The Red Badge of Courage
How we cite our quotes:
Thoughts of his comrades came to him. The brittle blue line had withstood the blows and won. He grew bitter over it. It seemed that the blind ignorance and stupidity of those little pieces had betrayed him. He had been overturned and crushed by their lack of sense in holding the position, when intelligent deliberation would have convinced them that it was impossible. He, the enlightened man who looks afar in the dark, had fled because of his superior perceptions and knowledge. He felt a great anger against his comrades. He knew it could be proved that they had been fools (7.3).
Henry rationalizes his desertion, which means we’re seeing more mental cowardice. Remember, Henry’s journey isn’t about running from battle and then fighting in battle; it’s about the mental growth he undergoes. He finds courage through his mindset, which then dictates his actions.
At times he regarded the wounded soldiers in an envious way. He conceived persons with torn bodies to be peculiarly happy. He wished that he, too, had a wound, a red badge of courage (9.3).
It’s ironic that Henry’s first injury is the result of a fight with another Union soldier, driven by fear and miscommunication rather than valor.

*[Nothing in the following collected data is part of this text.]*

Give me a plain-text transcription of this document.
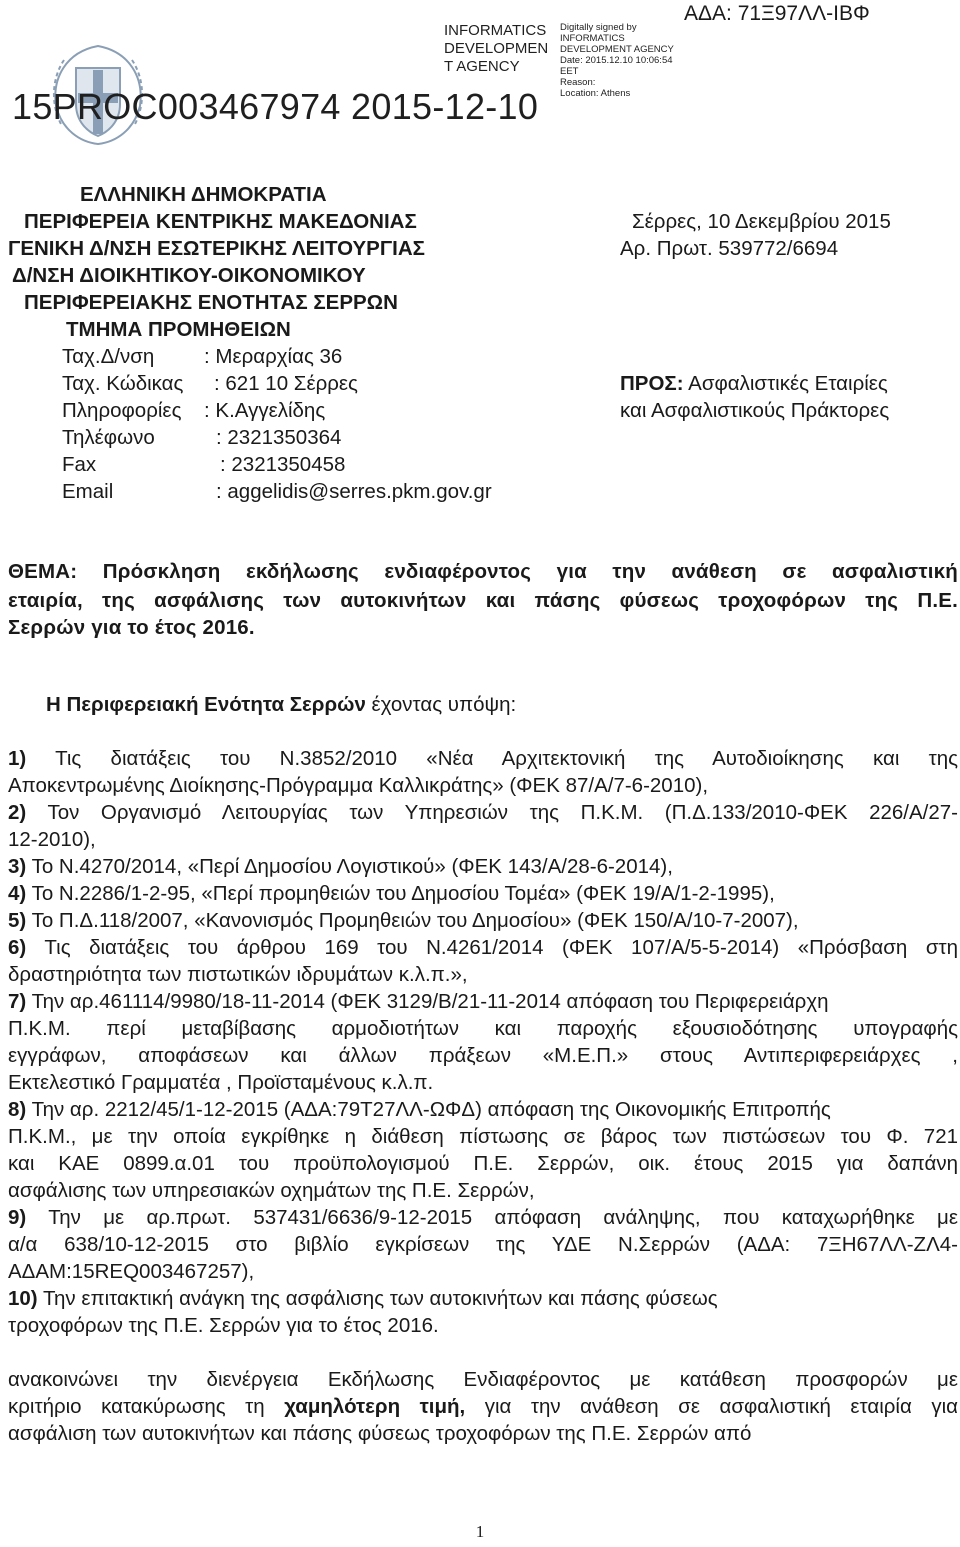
15PROC003467974 2015-12-10
INFORMATICS DEVELOPMEN T AGENCY
Digitally signed by
INFORMATICS
DEVELOPMENT AGENCY
Date: 2015.12.10 10:06:54
EET
Reason:
Location: Athens
ΑΔΑ: 71Ξ97ΛΛ-ΙΒΦ
ΕΛΛΗΝΙΚΗ ΔΗΜΟΚΡΑΤΙΑ
ΠΕΡΙΦΕΡΕΙΑ ΚΕΝΤΡΙΚΗΣ ΜΑΚΕΔΟΝΙΑΣ
ΓΕΝΙΚΗ Δ/ΝΣΗ ΕΣΩΤΕΡΙΚΗΣ ΛΕΙΤΟΥΡΓΙΑΣ
Δ/ΝΣΗ ΔΙΟΙΚΗΤΙΚΟΥ-ΟΙΚΟΝΟΜΙΚΟΥ
ΠΕΡΙΦΕΡΕΙΑΚΗΣ ΕΝΟΤΗΤΑΣ ΣΕΡΡΩΝ
ΤΜΗΜΑ ΠΡΟΜΗΘΕΙΩΝ
Σέρρες, 10 Δεκεμβρίου 2015
Αρ. Πρωτ. 539772/6694
Ταχ.Δ/νση : Μεραρχίας 36
Ταχ. Κώδικας : 621 10 Σέρρες
Πληροφορίες : Κ.Αγγελίδης
Τηλέφωνο	: 2321350364
Fax	: 2321350458
Email	: aggelidis@serres.pkm.gov.gr
ΠΡΟΣ: Ασφαλιστικές Εταιρίες
και Ασφαλιστικούς Πράκτορες
ΘΕΜΑ: Πρόσκληση εκδήλωσης ενδιαφέροντος για την ανάθεση σε ασφαλιστική
εταιρία, της ασφάλισης των αυτοκινήτων και πάσης φύσεως τροχοφόρων της Π.Ε.
Σερρών για το έτος 2016.
Η Περιφερειακή Ενότητα Σερρών έχοντας υπόψη:
1) Τις διατάξεις του Ν.3852/2010 «Νέα Αρχιτεκτονική της Αυτοδιοίκησης και της
Αποκεντρωμένης Διοίκησης-Πρόγραμμα Καλλικράτης» (ΦΕΚ 87/Α/7-6-2010),
2) Τον Οργανισμό Λειτουργίας των Υπηρεσιών της Π.Κ.Μ. (Π.Δ.133/2010-ΦΕΚ 226/Α/27-
12-2010),
3) Το Ν.4270/2014, «Περί Δημοσίου Λογιστικού» (ΦΕΚ 143/Α/28-6-2014),
4) Το Ν.2286/1-2-95, «Περί προμηθειών του Δημοσίου Τομέα» (ΦΕΚ 19/Α/1-2-1995),
5) Το Π.Δ.118/2007, «Κανονισμός Προμηθειών του Δημοσίου» (ΦΕΚ 150/Α/10-7-2007),
6) Τις διατάξεις του άρθρου 169 του Ν.4261/2014 (ΦΕΚ 107/Α/5-5-2014) «Πρόσβαση στη
δραστηριότητα των πιστωτικών ιδρυμάτων κ.λ.π.»,
7) Την αρ.461114/9980/18-11-2014 (ΦΕΚ 3129/Β/21-11-2014 απόφαση του Περιφερειάρχη
Π.Κ.Μ. περί μεταβίβασης αρμοδιοτήτων και παροχής εξουσιοδότησης υπογραφής
εγγράφων, αποφάσεων και άλλων πράξεων «Μ.Ε.Π.» στους Αντιπεριφερειάρχες ,
Εκτελεστικό Γραμματέα , Προϊσταμένους κ.λ.π.
8) Την αρ. 2212/45/1-12-2015 (ΑΔΑ:79Τ27ΛΛ-ΩΦΔ) απόφαση της Οικονομικής Επιτροπής
Π.Κ.Μ., με την οποία εγκρίθηκε η διάθεση πίστωσης σε βάρος των πιστώσεων του Φ. 721
και ΚΑΕ 0899.α.01 του προϋπολογισμού Π.Ε. Σερρών, οικ. έτους 2015 για δαπάνη
ασφάλισης των υπηρεσιακών οχημάτων της Π.Ε. Σερρών,
9) Την με αρ.πρωτ. 537431/6636/9-12-2015 απόφαση ανάληψης, που καταχωρήθηκε με
α/α 638/10-12-2015 στο βιβλίο εγκρίσεων της ΥΔΕ Ν.Σερρών (ΑΔΑ: 7ΞΗ67ΛΛ-ΖΛ4-
ΑΔΑΜ:15REQ003467257),
10) Την επιτακτική ανάγκη της ασφάλισης των αυτοκινήτων και πάσης φύσεως
τροχοφόρων της Π.Ε. Σερρών για το έτος 2016.
ανακοινώνει την διενέργεια Εκδήλωσης Ενδιαφέροντος με κατάθεση προσφορών με
κριτήριο κατακύρωσης τη χαμηλότερη τιμή, για την ανάθεση σε ασφαλιστική εταιρία για
ασφάλιση των αυτοκινήτων και πάσης φύσεως τροχοφόρων της Π.Ε. Σερρών από
1
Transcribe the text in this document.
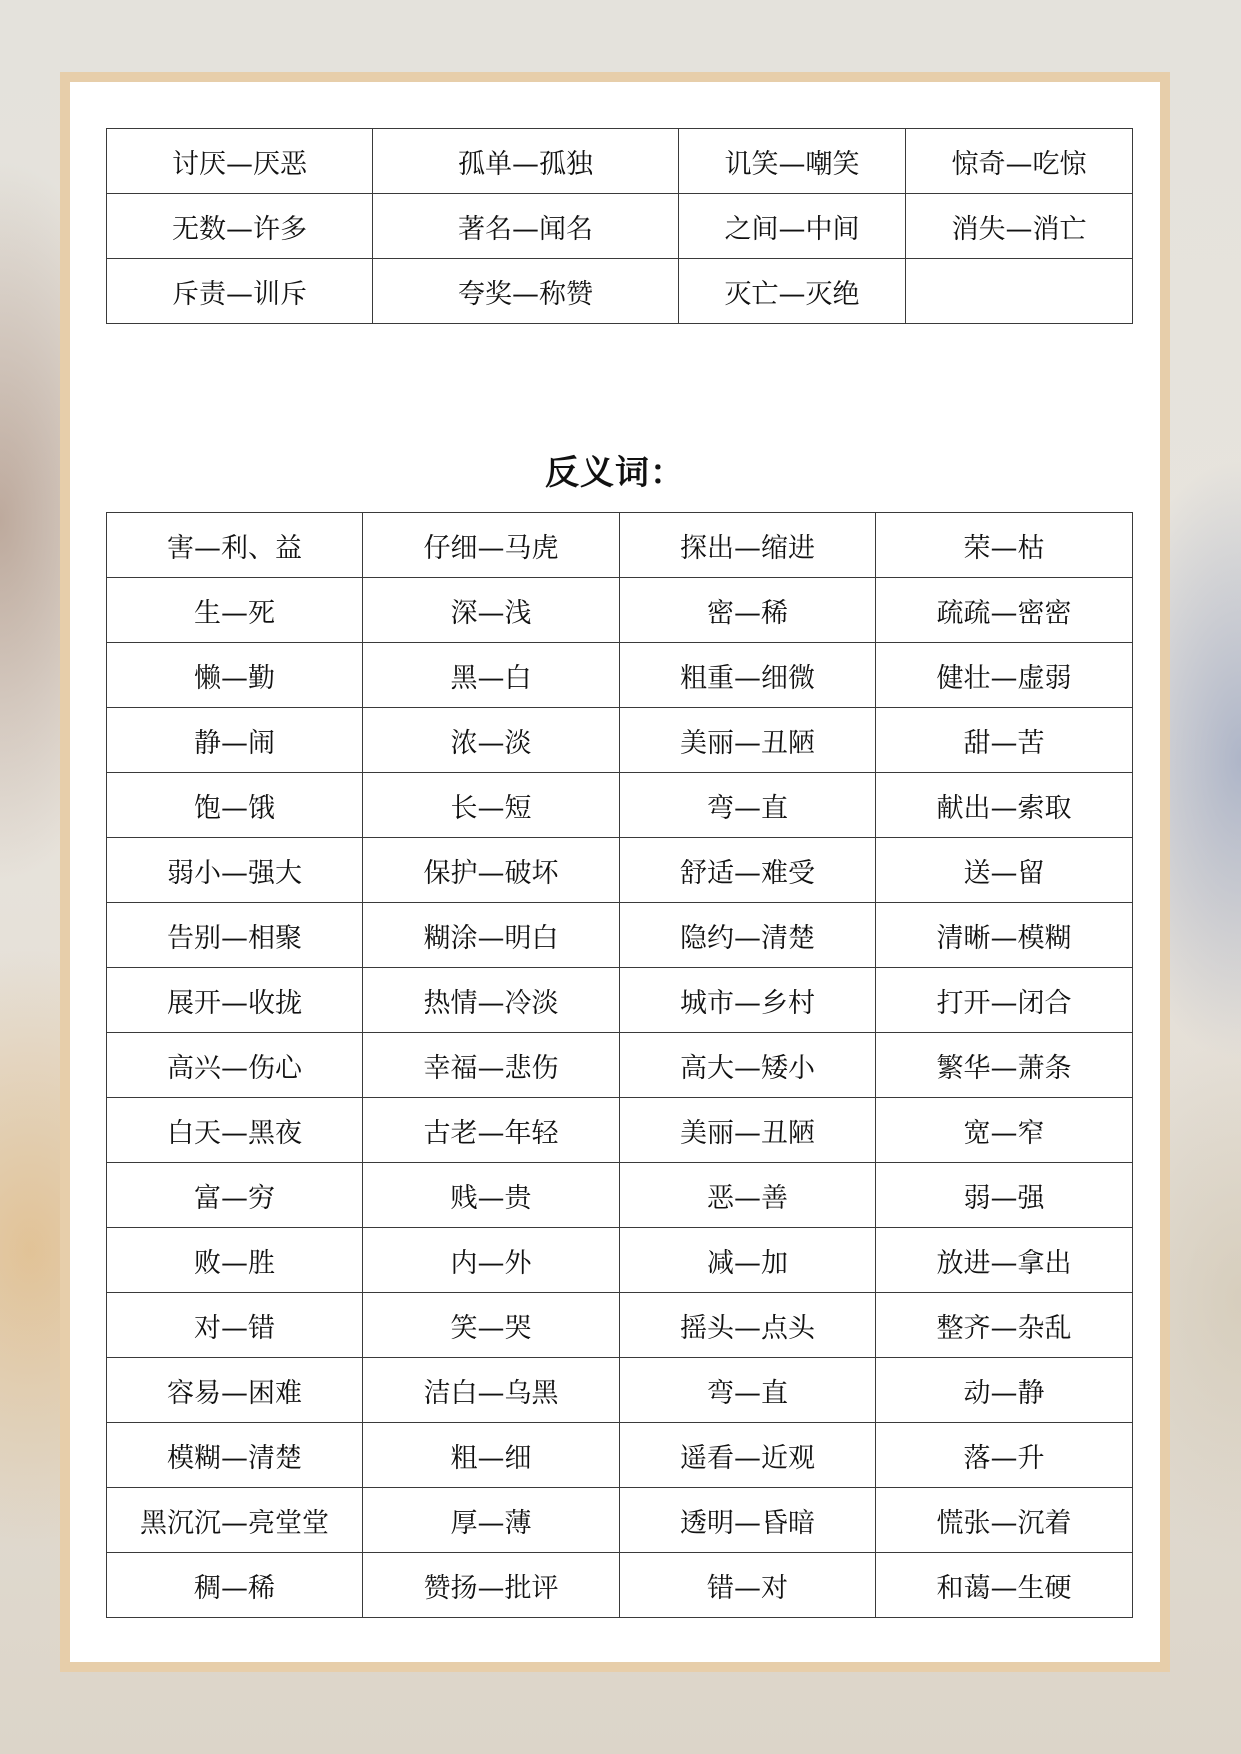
讨厌—厌恶	孤单—孤独	讥笑—嘲笑	惊奇—吃惊
无数—许多	著名—闻名	之间—中间	消失—消亡
斥责—训斥	夸奖—称赞	灭亡—灭绝	
反义词：
害—利、益	仔细—马虎	探出—缩进	荣—枯
生—死	深—浅	密—稀	疏疏—密密
懒—勤	黑—白	粗重—细微	健壮—虚弱
静—闹	浓—淡	美丽—丑陋	甜—苦
饱—饿	长—短	弯—直	献出—索取
弱小—强大	保护—破坏	舒适—难受	送—留
告别—相聚	糊涂—明白	隐约—清楚	清晰—模糊
展开—收拢	热情—冷淡	城市—乡村	打开—闭合
高兴—伤心	幸福—悲伤	高大—矮小	繁华—萧条
白天—黑夜	古老—年轻	美丽—丑陋	宽—窄
富—穷	贱—贵	恶—善	弱—强
败—胜	内—外	减—加	放进—拿出
对—错	笑—哭	摇头—点头	整齐—杂乱
容易—困难	洁白—乌黑	弯—直	动—静
模糊—清楚	粗—细	遥看—近观	落—升
黑沉沉—亮堂堂	厚—薄	透明—昏暗	慌张—沉着
稠—稀	赞扬—批评	错—对	和蔼—生硬
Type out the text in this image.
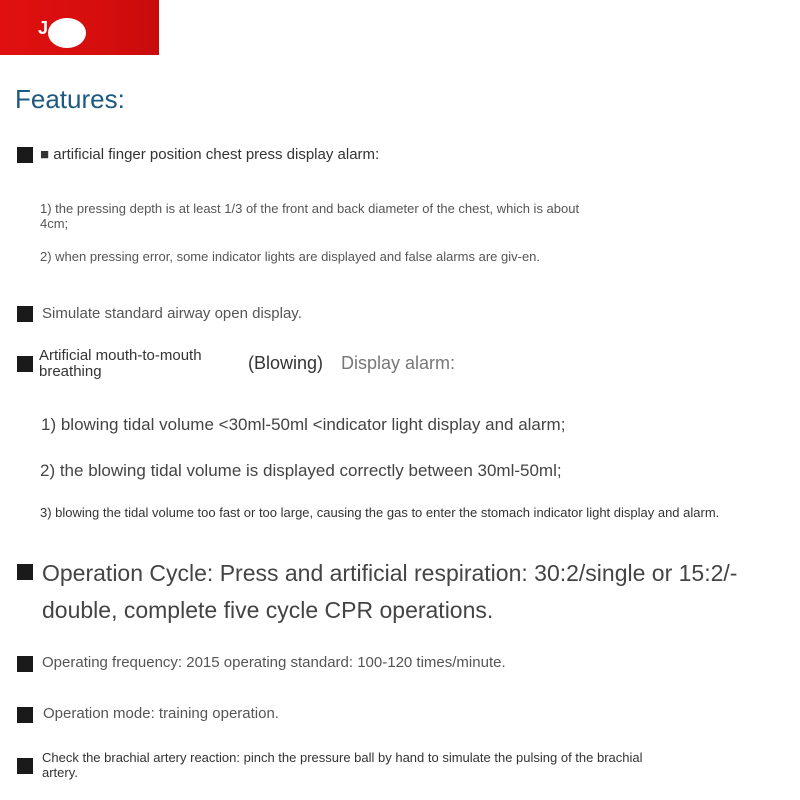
J
Features:
■ artificial finger position chest press display alarm:
1) the pressing depth is at least 1/3 of the front and back diameter of the chest, which is about 4cm;
2) when pressing error, some indicator lights are displayed and false alarms are giv-en.
Simulate standard airway open display.
Artificial mouth-to-mouth breathing	(Blowing) Display alarm:
1) blowing tidal volume <30ml-50ml <indicator light display and alarm;
2) the blowing tidal volume is displayed correctly between 30ml-50ml;
3) blowing the tidal volume too fast or too large, causing the gas to enter the stomach indicator light display and alarm.
Operation Cycle: Press and artificial respiration: 30:2/single or 15:2/-double, complete five cycle CPR operations.
Operating frequency: 2015 operating standard: 100-120 times/minute.
Operation mode: training operation.
Check the brachial artery reaction: pinch the pressure ball by hand to simulate the pulsing of the brachial artery.
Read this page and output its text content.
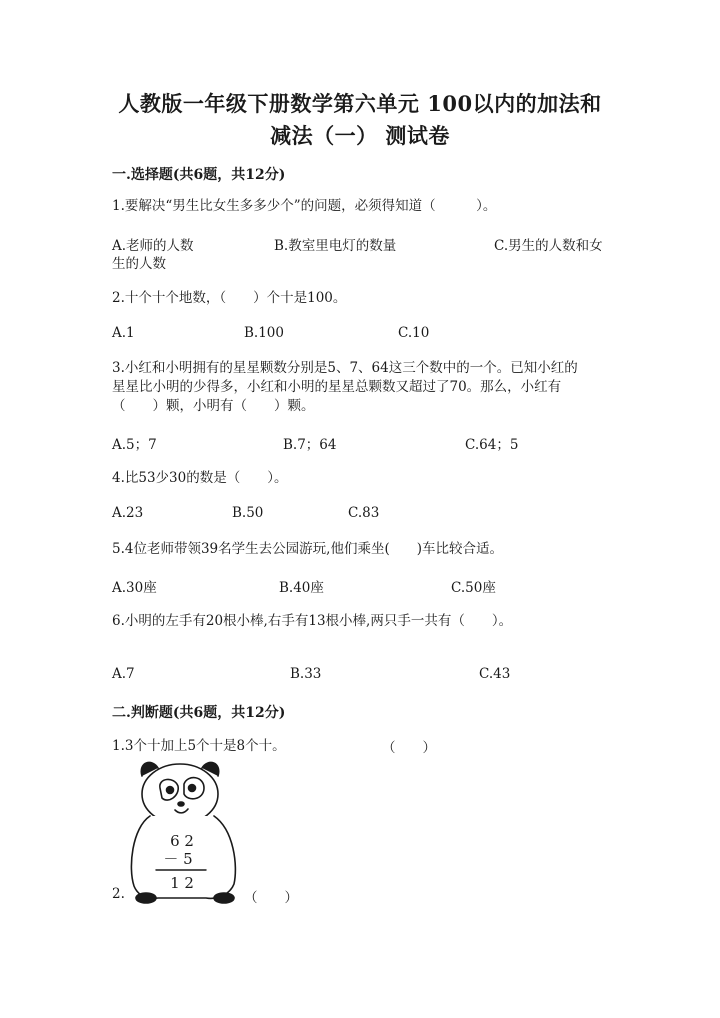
人教版一年级下册数学第六单元 100以内的加法和
减法（一） 测试卷
一.选择题(共6题，共12分)
1.要解决“男生比女生多多少个”的问题，必须得知道（　　　）。
A.老师的人数	B.教室里电灯的数量	C.男生的人数和女
生的人数
2.十个十个地数，（　　）个十是100。
A.1	B.100	C.10
3.小红和小明拥有的星星颗数分别是5、7、64这三个数中的一个。已知小红的
星星比小明的少得多，小红和小明的星星总颗数又超过了70。那么，小红有
（　　）颗，小明有（　　）颗。
A.5；7	B.7；64	C.64；5
4.比53少30的数是（　　）。
A.23	B.50	C.83
5.4位老师带领39名学生去公园游玩,他们乘坐(　　)车比较合适。
A.30座	B.40座	C.50座
6.小明的左手有20根小棒,右手有13根小棒,两只手一共有（　　）。
A.7	B.33	C.43
二.判断题(共6题，共12分)
1.3个十加上5个十是8个十。	（　　）
2.	（　　）
6 2
－ 5
1 2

He wondered what those men had eaten that they could be in such haste to force their way to grim chances of death. As he watched his envy grew until he thought that he wished to change lives with one of them. He would have liked to have used a tremendous force, he said, throw off himself and become a better. Swift pictures of himself, apart, yet in himself, came to him--a blue desperate figure leading lurid charges with one knee forward and a broken blade high--a blue, determined figure standing before a crimson and steel assault, getting calmly killed on a high place before the eyes of all. He thought of the magnificent pathos of his dead body (11.9).
Henry’s death wish represents the true desperation in his own abilities and courage.